The City of Bendigo was a local government area covering the central area and inner western suburbs of the regional city of Bendigo, Victoria, Australia. The city covered an area of 32.53 km2, and existed from 1855 to 1994.

==History==

The City of Bendigo was first incorporated as the Sandhurst Municipality on 24 April 1855. It became a borough on 11 September 1863, and a city on 21 July 1871. It was renamed as the City of Bendigo on 8 May 1891.

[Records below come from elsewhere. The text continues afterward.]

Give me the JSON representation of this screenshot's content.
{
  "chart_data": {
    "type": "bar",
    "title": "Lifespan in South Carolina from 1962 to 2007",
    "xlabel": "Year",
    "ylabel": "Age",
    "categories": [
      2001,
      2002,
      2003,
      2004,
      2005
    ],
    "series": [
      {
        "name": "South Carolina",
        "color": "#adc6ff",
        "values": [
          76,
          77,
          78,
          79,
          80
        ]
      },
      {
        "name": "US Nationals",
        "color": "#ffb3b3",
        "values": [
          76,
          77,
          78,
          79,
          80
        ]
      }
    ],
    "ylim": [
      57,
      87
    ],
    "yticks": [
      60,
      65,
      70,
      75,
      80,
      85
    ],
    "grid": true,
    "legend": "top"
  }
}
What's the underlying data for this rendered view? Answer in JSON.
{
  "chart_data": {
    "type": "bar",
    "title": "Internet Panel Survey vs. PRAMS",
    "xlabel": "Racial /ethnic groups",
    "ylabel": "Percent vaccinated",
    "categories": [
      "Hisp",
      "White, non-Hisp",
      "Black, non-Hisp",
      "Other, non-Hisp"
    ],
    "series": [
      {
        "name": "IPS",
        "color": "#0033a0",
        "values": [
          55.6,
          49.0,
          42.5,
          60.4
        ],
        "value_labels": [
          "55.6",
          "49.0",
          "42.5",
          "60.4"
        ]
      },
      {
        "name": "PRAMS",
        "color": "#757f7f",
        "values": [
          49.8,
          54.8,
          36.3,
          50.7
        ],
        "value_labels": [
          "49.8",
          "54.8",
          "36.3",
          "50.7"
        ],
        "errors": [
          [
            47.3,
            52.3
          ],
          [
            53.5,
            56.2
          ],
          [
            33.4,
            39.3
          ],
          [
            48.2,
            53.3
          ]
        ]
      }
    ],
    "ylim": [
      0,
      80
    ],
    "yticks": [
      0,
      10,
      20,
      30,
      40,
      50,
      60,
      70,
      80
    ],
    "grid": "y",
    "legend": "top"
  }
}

On 7 April 1994, the City of Bendigo was abolished, and along with the Borough of Eaglehawk, the Rural City of Marong and the Shires of Huntly and Strathfieldsaye, was merged into the newly created City of Greater Bendigo.

==Wards==

The City of Bendigo was divided into three wards, each of which elected three councillors:
- Barkly Ward
- Darling Ward
- Sutton Ward

== Town Clerks ==
In February 1983, the position of Town Clerk was officially renamed Chief Executive Officer.

| # | Name | Term |
|---|---|---|
| 1 | William Hopkins | 1856 |
| 2 | George Avery Fletcher | 1856–1875 |
| 3 | Dugald Macdougall | 1875–1879 |
| 4 | William Dixon Campbell Denovan | 1879–1892 |
| 5 | William Honeybone | 1892–1923 |
| 6 | Henry Chapman Ingleton | 1924–1933 |
| 7 | Frederick Thomas Amer | 1933–1957 |
| 8 | A. J. "Jack" Watts | 1957–1977 |
| 9 | C. Keith Beamish | 1977–1984 |
| 10 | Ray J. Burton | 1984–1994 |

Claude

==Suburbs==
- Bendigo*
- Golden Square
- Ironbark
- Long Gully
- North Bendigo
- Quarry Hill
- West Bendigo
- White Hills

- Council seat.

==Population==

| Year | Population |
|---|---|
| 1954 | 28,726 |
| 1958 | 30,700* |
| 1961 | 30,195 |
| 1966 | 30,792 |
| 1971 | 32,007 |
| 1976 | 32,573 |
| 1981 | 31,841 |
| 1986 | 30,704 |
| 1991 | 30,134 |

- Estimate in the 1958 Victorian Year Book.